Windows Security Baseline Definition: A set of Microsoft-recommended Group Policy settings that harden Windows against attack, shipped in the Security Compliance Toolkit.
A Windows Security Baseline is a Microsoft-recommended group of security configuration settings that harden Windows clients and servers against common attacks. Distributed in the Security Compliance Toolkit, each baseline bundles vetted Group Policy values for account policies, auditing, user rights, and attack surface reduction, balancing protection with functionality.
Baselines are delivered as Group Policy Objects (GPOs), spreadsheets, and the Policy Analyzer and LGPO tools. Administrators import the GPOs into Active Directory or apply them locally, then compare effective settings against the baseline to spot drift. Settings span five domains: account and password policies, security options, user rights assignments, audit policy, and attack surface reduction rules that disable risky features like legacy protocols or untrusted macros.
Without a baseline, Windows ships with backward-compatible defaults that prioritize usability over security, leaving systems exposed to credential theft, lateral movement, and known exploitation techniques. A consistent, tested baseline gives organizations a measurable hardening standard, supports compliance audits against frameworks like CIS or NIST SP 800-53, and makes configuration drift detectable. Applied blindly, however, baselines can break line-of-business apps, so they must be piloted and customized to the environment's risk profile.
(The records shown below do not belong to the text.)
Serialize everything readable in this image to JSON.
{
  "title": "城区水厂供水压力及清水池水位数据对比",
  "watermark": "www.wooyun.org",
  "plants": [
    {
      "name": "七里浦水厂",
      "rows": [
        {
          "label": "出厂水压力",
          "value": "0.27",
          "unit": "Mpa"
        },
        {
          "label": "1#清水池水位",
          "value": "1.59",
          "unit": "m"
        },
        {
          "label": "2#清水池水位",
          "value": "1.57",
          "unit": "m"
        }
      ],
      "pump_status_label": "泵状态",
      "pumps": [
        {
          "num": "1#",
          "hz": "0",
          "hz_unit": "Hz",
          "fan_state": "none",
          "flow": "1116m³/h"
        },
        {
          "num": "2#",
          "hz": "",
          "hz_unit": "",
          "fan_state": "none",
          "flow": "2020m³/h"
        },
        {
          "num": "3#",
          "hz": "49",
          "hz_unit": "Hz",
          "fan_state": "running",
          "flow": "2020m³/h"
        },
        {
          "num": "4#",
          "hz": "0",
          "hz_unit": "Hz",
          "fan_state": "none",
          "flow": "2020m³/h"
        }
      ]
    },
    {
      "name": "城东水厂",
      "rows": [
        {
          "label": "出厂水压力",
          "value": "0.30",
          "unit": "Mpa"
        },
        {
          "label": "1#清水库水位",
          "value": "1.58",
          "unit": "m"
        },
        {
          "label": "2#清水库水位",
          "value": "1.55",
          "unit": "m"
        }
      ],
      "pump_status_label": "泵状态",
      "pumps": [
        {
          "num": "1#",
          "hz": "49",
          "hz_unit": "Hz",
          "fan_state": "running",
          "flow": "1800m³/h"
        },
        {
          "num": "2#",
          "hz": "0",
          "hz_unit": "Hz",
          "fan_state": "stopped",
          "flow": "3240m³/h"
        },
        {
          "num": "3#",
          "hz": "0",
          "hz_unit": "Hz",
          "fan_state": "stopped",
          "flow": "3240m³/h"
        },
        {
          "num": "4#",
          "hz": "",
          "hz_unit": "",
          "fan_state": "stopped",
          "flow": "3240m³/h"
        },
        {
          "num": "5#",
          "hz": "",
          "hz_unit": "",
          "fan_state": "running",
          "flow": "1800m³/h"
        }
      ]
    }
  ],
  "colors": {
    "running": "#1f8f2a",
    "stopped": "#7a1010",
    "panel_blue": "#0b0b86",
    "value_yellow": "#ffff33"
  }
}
For example, an enterprise rolling out Windows 11 might import the official baseline GPO into a test organizational unit, run Policy Analyzer to compare it against current settings, then pilot on IT workstations. After confirming that no critical applications break, they refine exceptions (such as enabling a required legacy service for one department), deploy enterprise-wide, and use continuous monitoring to alert when a setting like SMBv1 is re-enabled or audit logging is disabled by a malicious actor.